After years of planning and false starts, Amtrak has reached agreement with a developer to turn the upper three levels of Baltimore's historic Pennsylvania Station into a 77-room hotel, a first for an Amtrak-owned station along the northeast corridor.
Amtrak officials confirmed this week that they have signed a lease with Hospitality Partners of Bethesda that will enable the company to build and run a "boutique" hotel inside the 1911 train station while it continues to operate as a railroad terminal.
Construction of the $9 million project, called The Inn at Penn Station, is expected to begin by year's end and be completed by late 2010. It would be one of the first major revitalization projects to move ahead in Baltimore's 100-acre Charles North renewal area since Mayor Sheila Dixon unveiled a $1 billion "vision plan" to guide development seven months ago.
"It's good for the city," said M. Jay Brodie, president of the Baltimore Development Corp., which has been working to revitalize the area. "I think there's a real audience for a hotel in that location ... I look forward to seeing it."
Several U.S. cities contain former train stations that now house hotels, including Nashville, Tenn., St. Louis, Mo., and Scranton, Pa.
Baltimore's project would mark the first time a hotel has been created on the upper levels of a train station that continues to serve rail passengers in the Northeast. Amtrak stations in Indianapolis and Cleveland also contain hotels.

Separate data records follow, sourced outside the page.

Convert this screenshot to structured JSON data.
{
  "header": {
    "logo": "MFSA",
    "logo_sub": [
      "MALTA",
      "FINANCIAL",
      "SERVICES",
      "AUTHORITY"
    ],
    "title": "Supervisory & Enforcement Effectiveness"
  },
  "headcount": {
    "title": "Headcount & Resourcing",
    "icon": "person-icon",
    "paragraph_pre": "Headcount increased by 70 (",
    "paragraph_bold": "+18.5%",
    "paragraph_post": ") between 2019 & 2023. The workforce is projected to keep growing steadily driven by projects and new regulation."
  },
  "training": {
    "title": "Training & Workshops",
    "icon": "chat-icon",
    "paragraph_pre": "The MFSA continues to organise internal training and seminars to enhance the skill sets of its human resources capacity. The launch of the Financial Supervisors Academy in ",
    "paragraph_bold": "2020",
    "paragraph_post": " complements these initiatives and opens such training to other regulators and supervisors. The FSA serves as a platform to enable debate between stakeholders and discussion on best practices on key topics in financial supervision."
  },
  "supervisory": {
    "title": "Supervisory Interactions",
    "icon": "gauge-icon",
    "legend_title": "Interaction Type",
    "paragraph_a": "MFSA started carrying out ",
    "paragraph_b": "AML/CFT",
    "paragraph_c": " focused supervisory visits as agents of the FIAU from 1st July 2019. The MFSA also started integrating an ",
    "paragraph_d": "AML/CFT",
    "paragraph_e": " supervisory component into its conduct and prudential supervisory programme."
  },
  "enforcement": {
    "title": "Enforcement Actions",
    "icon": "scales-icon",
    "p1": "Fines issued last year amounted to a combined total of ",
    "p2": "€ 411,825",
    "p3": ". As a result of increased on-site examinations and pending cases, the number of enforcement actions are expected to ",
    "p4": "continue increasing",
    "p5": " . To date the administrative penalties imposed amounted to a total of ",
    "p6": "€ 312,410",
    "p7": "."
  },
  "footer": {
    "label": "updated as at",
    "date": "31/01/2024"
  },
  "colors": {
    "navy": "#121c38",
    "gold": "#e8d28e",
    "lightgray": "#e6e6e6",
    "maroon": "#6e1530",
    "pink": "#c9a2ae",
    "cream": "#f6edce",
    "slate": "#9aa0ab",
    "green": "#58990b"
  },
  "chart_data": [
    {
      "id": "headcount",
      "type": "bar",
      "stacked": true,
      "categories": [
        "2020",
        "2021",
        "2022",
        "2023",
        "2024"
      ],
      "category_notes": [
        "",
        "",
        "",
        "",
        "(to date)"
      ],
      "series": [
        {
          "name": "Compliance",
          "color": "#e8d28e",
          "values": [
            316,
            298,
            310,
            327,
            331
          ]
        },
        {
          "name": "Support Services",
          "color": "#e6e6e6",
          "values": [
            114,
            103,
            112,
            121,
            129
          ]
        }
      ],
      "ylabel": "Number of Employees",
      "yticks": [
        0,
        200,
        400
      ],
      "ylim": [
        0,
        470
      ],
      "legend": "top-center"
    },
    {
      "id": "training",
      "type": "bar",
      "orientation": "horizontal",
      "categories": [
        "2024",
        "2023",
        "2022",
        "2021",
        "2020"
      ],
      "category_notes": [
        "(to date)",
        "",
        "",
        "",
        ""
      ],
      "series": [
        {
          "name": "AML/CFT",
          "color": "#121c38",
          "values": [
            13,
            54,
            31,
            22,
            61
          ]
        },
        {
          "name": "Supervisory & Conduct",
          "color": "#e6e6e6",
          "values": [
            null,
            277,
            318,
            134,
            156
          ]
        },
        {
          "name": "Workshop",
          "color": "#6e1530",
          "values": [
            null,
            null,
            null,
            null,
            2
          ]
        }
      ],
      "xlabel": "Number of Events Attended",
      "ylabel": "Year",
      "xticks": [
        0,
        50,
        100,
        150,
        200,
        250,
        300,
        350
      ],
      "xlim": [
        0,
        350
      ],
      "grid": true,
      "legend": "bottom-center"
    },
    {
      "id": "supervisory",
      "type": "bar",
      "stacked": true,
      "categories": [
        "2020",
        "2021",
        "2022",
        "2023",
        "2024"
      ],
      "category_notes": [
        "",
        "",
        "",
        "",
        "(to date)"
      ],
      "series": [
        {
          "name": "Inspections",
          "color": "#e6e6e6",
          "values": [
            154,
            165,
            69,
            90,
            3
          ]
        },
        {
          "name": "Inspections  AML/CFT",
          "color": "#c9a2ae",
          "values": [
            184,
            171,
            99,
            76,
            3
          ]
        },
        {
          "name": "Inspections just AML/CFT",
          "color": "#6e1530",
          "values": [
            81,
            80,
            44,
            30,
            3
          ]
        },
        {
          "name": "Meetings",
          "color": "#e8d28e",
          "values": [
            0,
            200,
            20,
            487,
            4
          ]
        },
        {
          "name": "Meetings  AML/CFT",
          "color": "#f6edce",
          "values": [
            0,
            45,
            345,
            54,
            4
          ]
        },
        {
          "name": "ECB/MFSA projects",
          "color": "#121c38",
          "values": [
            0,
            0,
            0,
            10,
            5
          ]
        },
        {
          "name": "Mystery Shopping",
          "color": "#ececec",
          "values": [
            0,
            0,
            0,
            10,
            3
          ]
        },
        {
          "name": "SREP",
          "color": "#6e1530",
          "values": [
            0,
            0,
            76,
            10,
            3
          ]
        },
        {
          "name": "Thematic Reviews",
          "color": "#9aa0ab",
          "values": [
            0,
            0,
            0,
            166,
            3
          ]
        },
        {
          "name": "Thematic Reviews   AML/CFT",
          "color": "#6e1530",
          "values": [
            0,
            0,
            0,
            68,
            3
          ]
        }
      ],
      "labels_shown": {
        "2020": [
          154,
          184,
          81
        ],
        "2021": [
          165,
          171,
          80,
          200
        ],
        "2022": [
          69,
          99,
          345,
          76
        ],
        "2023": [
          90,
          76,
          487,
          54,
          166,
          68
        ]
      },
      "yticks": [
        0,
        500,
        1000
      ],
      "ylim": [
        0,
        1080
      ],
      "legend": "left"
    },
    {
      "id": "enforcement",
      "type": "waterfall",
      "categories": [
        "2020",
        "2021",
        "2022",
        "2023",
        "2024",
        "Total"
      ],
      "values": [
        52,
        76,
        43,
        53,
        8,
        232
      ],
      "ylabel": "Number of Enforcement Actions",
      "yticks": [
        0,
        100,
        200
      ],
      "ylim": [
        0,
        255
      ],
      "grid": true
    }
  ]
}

The inn is one of several steps that Amtrak, also known as the National Railroad Passenger Corp., is taking to improve its properties in Baltimore.
Amtrak has leased space to Faber, Coe and Gregg of Secaucus, N.J., to run a Java Moon cafe and limited-menu branch of Dunkin' Donuts on the station's main concourse. Faber's operations will replace a coffee shop and cafe run by Eddie Dopkin's Crazy Man Restaurant Group, which left the building on May 22 after 17 years.
Faber, which also runs the station's newsstand, opened a temporary coffee shop this week and plans to open the permanent replacements this summer, according to senior vice president Roberta Rubin.
Amtrak is also preparing to hire architects and planners to complete a "highest and best use analysis" of the 185-space parking lot it owns north of the station, property that is considered a key to the area's revitalization.